To generate a soft clustering for all the points in the original dataset
we use the
all_points_membership_vectors()
function
which takes a clusterer object. If we wanted to get soft cluster
membership values for a set of new unseen points we could use
membership_vector()
instead.
The return value is a two-dimensional numpy array. Each point of the
input data is assigned a vector of probabilities of being in a cluster.
For a first pass we can visualize the data looking at what the most
likely cluster was, by coloring according to the argmax
of the
probability vector (i.e. the cluster for which a given point has the
highest probability of being in).
soft_clusters = hdbscan.all_points_membership_vectors(clusterer)
color_palette = sns.color_palette('Paired', 12)
cluster_colors = [color_palette[np.argmax(x)]
for x in soft_clusters]
plt.scatter(*projection.T, s=50, linewidth=0, c=cluster_colors, alpha=0.25)
This fills out the clusters nicely – we see that there were many noise points that are most likely to belong to the clusters we would expect; we can also see where things have gotten confused in the middle, and there is a mix of cluster assignments.
We are still only using part of the information however; we can desaturate according to the actual probability value for the most likely cluster.
color_palette = sns.color_palette('Paired', 12)
cluster_colors = [sns.desaturate(color_palette[np.argmax(x)], np.max(x))
for x in soft_clusters]
plt.scatter(*projection.T, s=50, linewidth=0, c=cluster_colors, alpha=0.25)
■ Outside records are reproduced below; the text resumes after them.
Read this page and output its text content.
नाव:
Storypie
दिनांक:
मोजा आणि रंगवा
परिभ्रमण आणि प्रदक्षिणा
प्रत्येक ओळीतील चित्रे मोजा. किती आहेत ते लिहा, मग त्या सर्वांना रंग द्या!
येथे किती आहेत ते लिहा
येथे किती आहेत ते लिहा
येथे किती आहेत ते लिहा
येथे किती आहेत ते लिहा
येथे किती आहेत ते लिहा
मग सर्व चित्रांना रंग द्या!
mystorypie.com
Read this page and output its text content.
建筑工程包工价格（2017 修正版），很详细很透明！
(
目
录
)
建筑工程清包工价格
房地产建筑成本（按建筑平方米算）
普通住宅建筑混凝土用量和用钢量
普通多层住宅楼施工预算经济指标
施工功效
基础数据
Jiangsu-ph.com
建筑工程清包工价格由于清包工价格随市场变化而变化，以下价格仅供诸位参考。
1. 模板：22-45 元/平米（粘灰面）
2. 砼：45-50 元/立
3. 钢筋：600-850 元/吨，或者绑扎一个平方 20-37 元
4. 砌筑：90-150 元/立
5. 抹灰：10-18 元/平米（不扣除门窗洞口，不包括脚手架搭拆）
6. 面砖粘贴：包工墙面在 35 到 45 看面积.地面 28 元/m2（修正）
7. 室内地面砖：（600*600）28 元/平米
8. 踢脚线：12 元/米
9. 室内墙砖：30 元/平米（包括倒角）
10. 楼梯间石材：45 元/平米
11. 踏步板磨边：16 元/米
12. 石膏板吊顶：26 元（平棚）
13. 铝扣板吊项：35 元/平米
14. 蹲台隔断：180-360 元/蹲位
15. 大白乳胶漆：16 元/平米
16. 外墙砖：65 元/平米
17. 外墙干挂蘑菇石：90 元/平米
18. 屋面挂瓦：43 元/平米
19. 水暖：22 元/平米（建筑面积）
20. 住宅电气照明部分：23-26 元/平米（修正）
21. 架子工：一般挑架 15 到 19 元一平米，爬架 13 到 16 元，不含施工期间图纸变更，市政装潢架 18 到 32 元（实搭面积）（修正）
We see that many points actually have a low probability of being in the cluster – indeed the soft clustering applies within a cluster, so only the very cores of each cluster have high probabilities. In practice desaturating is a fairly string treatment; visually a lot will look gray. We could apply a function and put a lower limit on the desaturation that meets better with human visual perception, but that is left as an exercise for the reader.
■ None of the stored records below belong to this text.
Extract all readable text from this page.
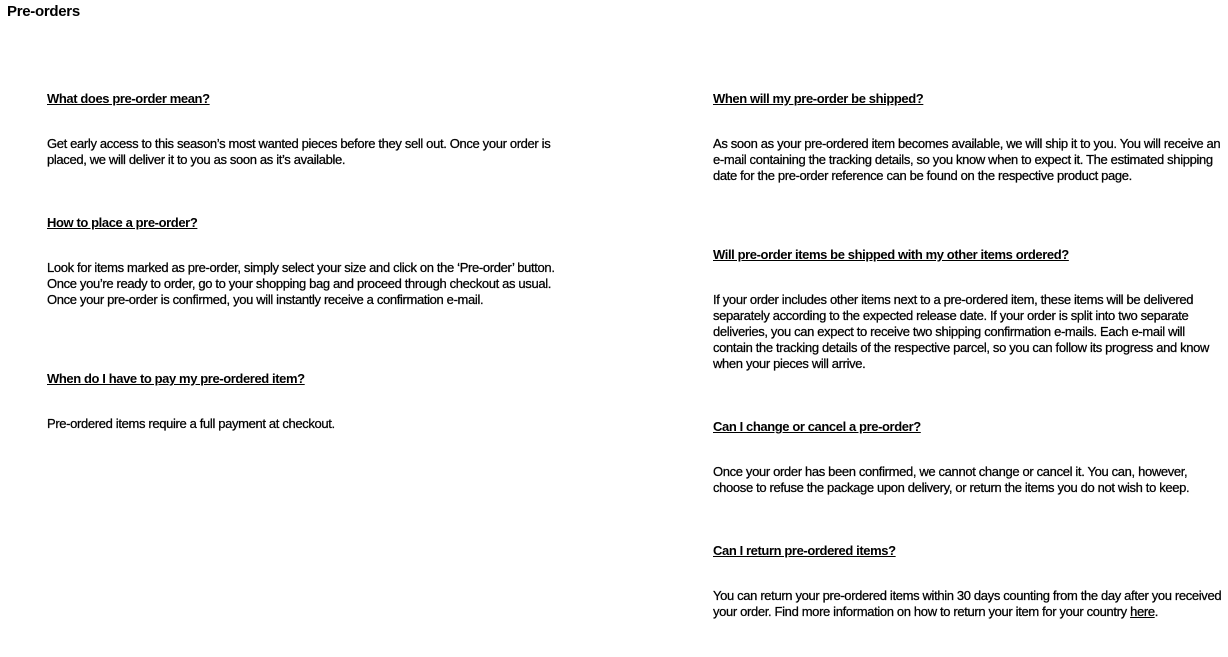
Pre-orders

What does pre-order mean?

Get early access to this season’s most wanted pieces before they sell out. Once your order is placed, we will deliver it to you as soon as it’s available.

How to place a pre-order?

Look for items marked as pre-order, simply select your size and click on the ‘Pre-order’ button. Once you’re ready to order, go to your shopping bag and proceed through checkout as usual. Once your pre-order is confirmed, you will instantly receive a confirmation e-mail.

When do I have to pay my pre-ordered item?

Pre-ordered items require a full payment at checkout.

When will my pre-order be shipped?

As soon as your pre-ordered item becomes available, we will ship it to you. You will receive an e-mail containing the tracking details, so you know when to expect it. The estimated shipping date for the pre-order reference can be found on the respective product page.

Will pre-order items be shipped with my other items ordered?

If your order includes other items next to a pre-ordered item, these items will be delivered separately according to the expected release date. If your order is split into two separate deliveries, you can expect to receive two shipping confirmation e-mails. Each e-mail will contain the tracking details of the respective parcel, so you can follow its progress and know when your pieces will arrive.

Can I change or cancel a pre-order?

Once your order has been confirmed, we cannot change or cancel it. You can, however, choose to refuse the package upon delivery, or return the items you do not wish to keep.

Can I return pre-ordered items?

You can return your pre-ordered items within 30 days counting from the day after you received your order. Find more information on how to return your item for your country here.
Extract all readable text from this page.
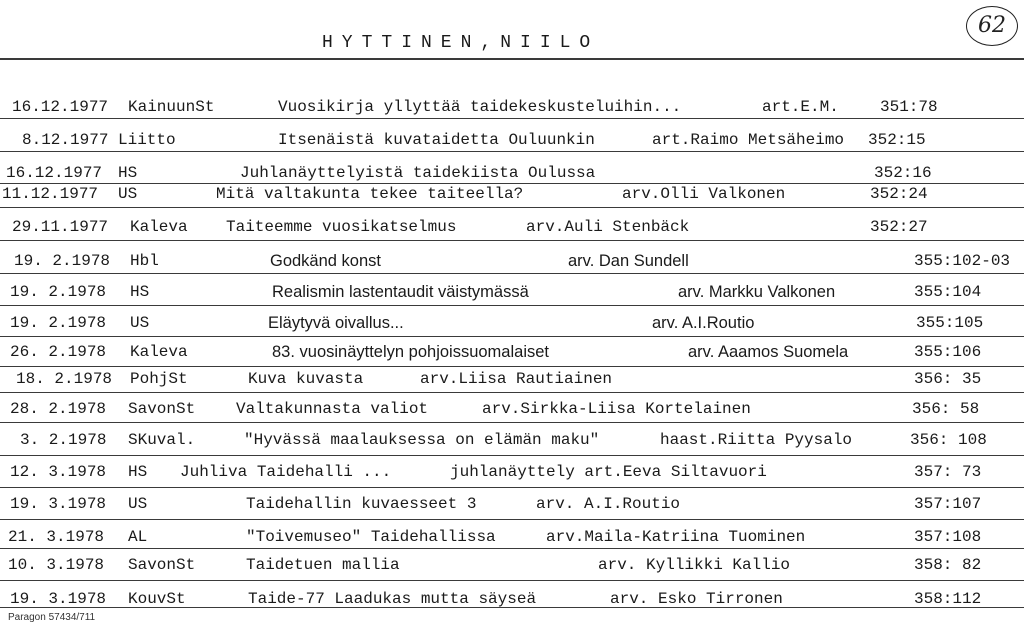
62
HYTTINEN,NIILO
16.12.1977 KainuunSt	Vuosikirja yllyttää taidekeskusteluihin...	art.E.M.	351:78
8.12.1977 Liitto	Itsenäistä kuvataidetta Ouluunkin	art.Raimo Metsäheimo 352:15
16.12.1977 HS	Juhlanäyttelyistä taidekiista Oulussa	352:16
11.12.1977 US	Mitä valtakunta tekee taiteella?	arv.Olli Valkonen	352:24
29.11.1977 Kaleva Taiteemme vuosikatselmus	arv.Auli Stenbäck	352:27
19. 2.1978 Hbl	Godkänd konst	arv. Dan Sundell	355:102-03
19. 2.1978 HS	Realismin lastentaudit väistymässä	arv. Markku Valkonen	355:104
19. 2.1978 US	Eläytyvä oivallus...	arv. A.I.Routio	355:105
26. 2.1978 Kaleva	83. vuosinäyttelyn pohjoissuomalaiset	arv. Aaamos Suomela	355:106
18. 2.1978 PohjSt	Kuva kuvasta	arv.Liisa Rautiainen	356: 35
28. 2.1978 SavonSt	Valtakunnasta valiot	arv.Sirkka-Liisa Kortelainen	356: 58
3. 2.1978 SKuval.	"Hyvässä maalauksessa on elämän maku"	haast.Riitta Pyysalo	356: 108
12. 3.1978 HS Juhliva Taidehalli ...	juhlanäyttely art.Eeva Siltavuori	357: 73
19. 3.1978 US	Taidehallin kuvaesseet 3	arv. A.I.Routio	357:107
21. 3.1978 AL	"Toivemuseo" Taidehallissa	arv.Maila-Katriina Tuominen	357:108
10. 3.1978 SavonSt	Taidetuen mallia	arv. Kyllikki Kallio	358: 82
19. 3.1978 KouvSt	Taide-77 Laadukas mutta säyseä	arv. Esko Tirronen	358:112
Paragon 57434/711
Instead we’ll explore what else we can learn about the data from these cluster membership probabilities. An interesting question is which points have high likelihoods for two clusters (and low likelihoods for the other clusters).
def top_two_probs_diff(probs):
sorted_probs = np.sort(probs)
return sorted_probs[-1] - sorted_probs[-2]
# Compute the differences between the top two probabilities
diffs = np.array([top_two_probs_diff(x) for x in soft_clusters])
# Select out the indices that have a small difference, and a larger total probability
mixed_points = np.where((diffs < 0.001) & (np.sum(soft_clusters, axis=1) > 0.5))[0]
colors = [(0.75, 0.1, 0.1) if x in mixed_points
else (0.5, 0.5, 0.5) for x in range(data.shape[0])]
plt.scatter(*projection.T, s=50, linewidth=0, c=colors, alpha=0.5)
We can look at a few of these and see that many are, indeed, hard to classify (even for humans). It also seems that 8 was not assigned a cluster and is seen as a mixture of other clusters.
fig = plt.figure()
for i, image in enumerate(digits.images[mixed_points][:16]):
ax = fig.add_subplot(4,4,i+1)
ax.imshow(image)
plt.tight_layout()
There is, of course, a lot more analysis that can be done from here, but hopefully this provides sufficient introduction to what can be achieved with soft clustering.